John Helwig

No. 60, 80
- Position: Linebacker

Personal information
- Born: December 5, 1927 Los Angeles, California, U.S.
- Died: December 2, 1994 (aged 66) Pontiac, Michigan, U.S.
- Listed height: 6 ft 2 in (1.88 m)
- Listed weight: 208 lb (94 kg)

Career information
- High school: Mount Carmel (Los Angeles)
- College: Notre Dame (1947–1950)
- NFL draft: 1950: 11th round, 140th overall pick

Career history
- Chicago Bears (1953–1956);

Awards and highlights
- National champion (1949);

Career NFL statistics
- Interceptions: 3
- Fumble recoveries: 4
- Return yards: 12
- Stats at Pro Football Reference

= John Helwig =

American football player (1927–1994)

John Francis Helwig (December 5, 1927 – December 2, 1994) was an American professional football linebacker who played four seasons with the Chicago Bears of the National Football League (NFL). He was selected by the Bears in the eleventh round of the 1950 NFL draft after playing college football at the University of Notre Dame.

==Early life and college==
John Francis Helwig was born on December 5, 1927, in Los Angeles. He attended Mount Carmel High School in Los Angeles.

Helwig played college football at the University of Notre Dame. He was also an All-American shot putter for the Notre Dame Fighting Irish track and field team, placing 8th at the 1949 NCAA Track and Field Championships.

==Professional career==
Helwig was selected by the Chicago Bears in the 11th round, with the 140th overall pick, of the 1950 NFL draft. However, he was drafted into the United States Army in April 1951 during the Korean War.

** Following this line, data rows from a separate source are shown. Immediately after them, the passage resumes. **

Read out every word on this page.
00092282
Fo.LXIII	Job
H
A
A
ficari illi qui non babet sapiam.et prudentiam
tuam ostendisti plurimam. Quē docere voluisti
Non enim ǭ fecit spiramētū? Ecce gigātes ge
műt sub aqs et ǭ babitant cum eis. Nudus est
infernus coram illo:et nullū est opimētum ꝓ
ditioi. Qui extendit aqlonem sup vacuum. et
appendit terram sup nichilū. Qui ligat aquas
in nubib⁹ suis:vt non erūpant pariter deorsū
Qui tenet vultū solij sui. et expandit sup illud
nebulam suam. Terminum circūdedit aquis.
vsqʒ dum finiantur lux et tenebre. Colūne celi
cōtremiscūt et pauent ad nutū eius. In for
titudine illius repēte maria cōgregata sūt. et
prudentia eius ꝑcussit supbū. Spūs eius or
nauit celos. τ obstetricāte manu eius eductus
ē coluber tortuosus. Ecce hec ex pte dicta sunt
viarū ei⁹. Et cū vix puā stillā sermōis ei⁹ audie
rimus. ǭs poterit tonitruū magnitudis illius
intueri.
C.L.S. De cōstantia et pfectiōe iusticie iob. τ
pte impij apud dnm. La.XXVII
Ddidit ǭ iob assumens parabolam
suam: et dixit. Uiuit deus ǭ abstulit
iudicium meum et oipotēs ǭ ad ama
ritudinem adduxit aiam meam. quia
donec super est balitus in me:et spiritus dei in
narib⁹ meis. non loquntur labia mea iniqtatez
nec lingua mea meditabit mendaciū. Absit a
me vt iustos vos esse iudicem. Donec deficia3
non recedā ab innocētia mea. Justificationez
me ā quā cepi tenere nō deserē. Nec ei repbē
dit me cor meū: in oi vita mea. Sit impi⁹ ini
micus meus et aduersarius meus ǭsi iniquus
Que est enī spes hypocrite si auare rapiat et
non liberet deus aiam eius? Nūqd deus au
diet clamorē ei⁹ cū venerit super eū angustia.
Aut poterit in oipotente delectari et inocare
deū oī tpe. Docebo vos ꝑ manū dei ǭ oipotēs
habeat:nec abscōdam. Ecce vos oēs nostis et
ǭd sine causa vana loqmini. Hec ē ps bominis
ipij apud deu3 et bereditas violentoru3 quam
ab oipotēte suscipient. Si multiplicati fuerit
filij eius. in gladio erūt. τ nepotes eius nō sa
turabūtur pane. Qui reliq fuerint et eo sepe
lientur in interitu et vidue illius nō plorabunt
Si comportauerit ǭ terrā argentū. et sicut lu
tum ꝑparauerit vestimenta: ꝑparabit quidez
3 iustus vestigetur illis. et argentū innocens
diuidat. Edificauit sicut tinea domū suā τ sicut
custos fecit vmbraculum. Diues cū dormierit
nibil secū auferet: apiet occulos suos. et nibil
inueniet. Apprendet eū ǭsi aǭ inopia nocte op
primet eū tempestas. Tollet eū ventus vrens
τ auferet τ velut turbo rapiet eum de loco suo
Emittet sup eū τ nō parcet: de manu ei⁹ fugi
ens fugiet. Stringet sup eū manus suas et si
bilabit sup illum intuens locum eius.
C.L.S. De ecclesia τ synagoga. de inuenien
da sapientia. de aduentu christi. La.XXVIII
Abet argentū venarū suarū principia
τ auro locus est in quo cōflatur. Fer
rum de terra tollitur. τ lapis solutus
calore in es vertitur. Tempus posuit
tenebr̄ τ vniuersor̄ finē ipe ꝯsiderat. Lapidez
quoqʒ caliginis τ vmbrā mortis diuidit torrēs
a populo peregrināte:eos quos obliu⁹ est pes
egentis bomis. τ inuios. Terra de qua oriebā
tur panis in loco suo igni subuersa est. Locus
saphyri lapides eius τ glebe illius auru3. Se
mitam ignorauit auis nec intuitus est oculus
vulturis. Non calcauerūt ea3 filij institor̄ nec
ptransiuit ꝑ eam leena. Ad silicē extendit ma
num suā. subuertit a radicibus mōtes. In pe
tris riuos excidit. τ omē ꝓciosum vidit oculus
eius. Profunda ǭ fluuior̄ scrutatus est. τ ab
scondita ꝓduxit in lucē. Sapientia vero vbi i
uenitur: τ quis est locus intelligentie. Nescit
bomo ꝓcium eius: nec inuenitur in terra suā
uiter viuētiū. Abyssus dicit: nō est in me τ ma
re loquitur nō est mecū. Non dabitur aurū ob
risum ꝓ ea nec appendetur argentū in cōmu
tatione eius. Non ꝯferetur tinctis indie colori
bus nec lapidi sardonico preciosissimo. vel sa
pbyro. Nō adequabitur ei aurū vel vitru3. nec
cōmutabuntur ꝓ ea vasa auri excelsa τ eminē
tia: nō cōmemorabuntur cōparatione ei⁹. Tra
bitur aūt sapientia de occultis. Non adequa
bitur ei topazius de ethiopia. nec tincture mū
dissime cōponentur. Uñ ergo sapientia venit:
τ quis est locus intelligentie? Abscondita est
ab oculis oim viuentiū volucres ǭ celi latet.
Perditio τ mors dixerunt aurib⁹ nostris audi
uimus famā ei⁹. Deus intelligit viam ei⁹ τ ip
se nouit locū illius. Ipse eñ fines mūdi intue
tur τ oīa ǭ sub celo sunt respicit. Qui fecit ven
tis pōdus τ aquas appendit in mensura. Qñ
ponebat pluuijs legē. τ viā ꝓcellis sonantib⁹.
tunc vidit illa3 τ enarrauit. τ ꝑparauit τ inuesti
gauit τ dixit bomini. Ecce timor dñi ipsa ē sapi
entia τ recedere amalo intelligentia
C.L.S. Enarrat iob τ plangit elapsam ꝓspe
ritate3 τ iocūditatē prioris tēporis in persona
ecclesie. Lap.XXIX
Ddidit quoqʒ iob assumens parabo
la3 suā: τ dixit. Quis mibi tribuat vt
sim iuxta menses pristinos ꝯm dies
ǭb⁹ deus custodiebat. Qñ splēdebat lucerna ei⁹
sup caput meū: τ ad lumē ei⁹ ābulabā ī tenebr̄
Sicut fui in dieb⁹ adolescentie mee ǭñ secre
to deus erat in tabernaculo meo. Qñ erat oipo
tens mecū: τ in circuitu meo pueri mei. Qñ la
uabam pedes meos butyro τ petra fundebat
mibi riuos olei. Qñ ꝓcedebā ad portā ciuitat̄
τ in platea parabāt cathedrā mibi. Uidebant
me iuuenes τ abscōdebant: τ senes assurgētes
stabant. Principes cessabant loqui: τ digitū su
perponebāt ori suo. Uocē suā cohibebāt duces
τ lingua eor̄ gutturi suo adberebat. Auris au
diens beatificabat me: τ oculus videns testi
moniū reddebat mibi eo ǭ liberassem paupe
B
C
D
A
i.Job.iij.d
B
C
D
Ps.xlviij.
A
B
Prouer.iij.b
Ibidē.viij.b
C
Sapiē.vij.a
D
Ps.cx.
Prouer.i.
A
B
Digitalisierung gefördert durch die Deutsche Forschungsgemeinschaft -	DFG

After the war, he signed with the Bears on July 7, 1953. Helwig played in 42 games, starting 23 games, for the Bears from 1953 to 1956.

==Personal life==
Helwig's wife had been illegally collecting John's NFL pension since his death and had twice told officials that he was alive. After his wife's death in 2007, their daughter began collecting the pension before she was charged with fraud in 2011. The pension collected by John's wife and daughter after his death added up to over $200,000.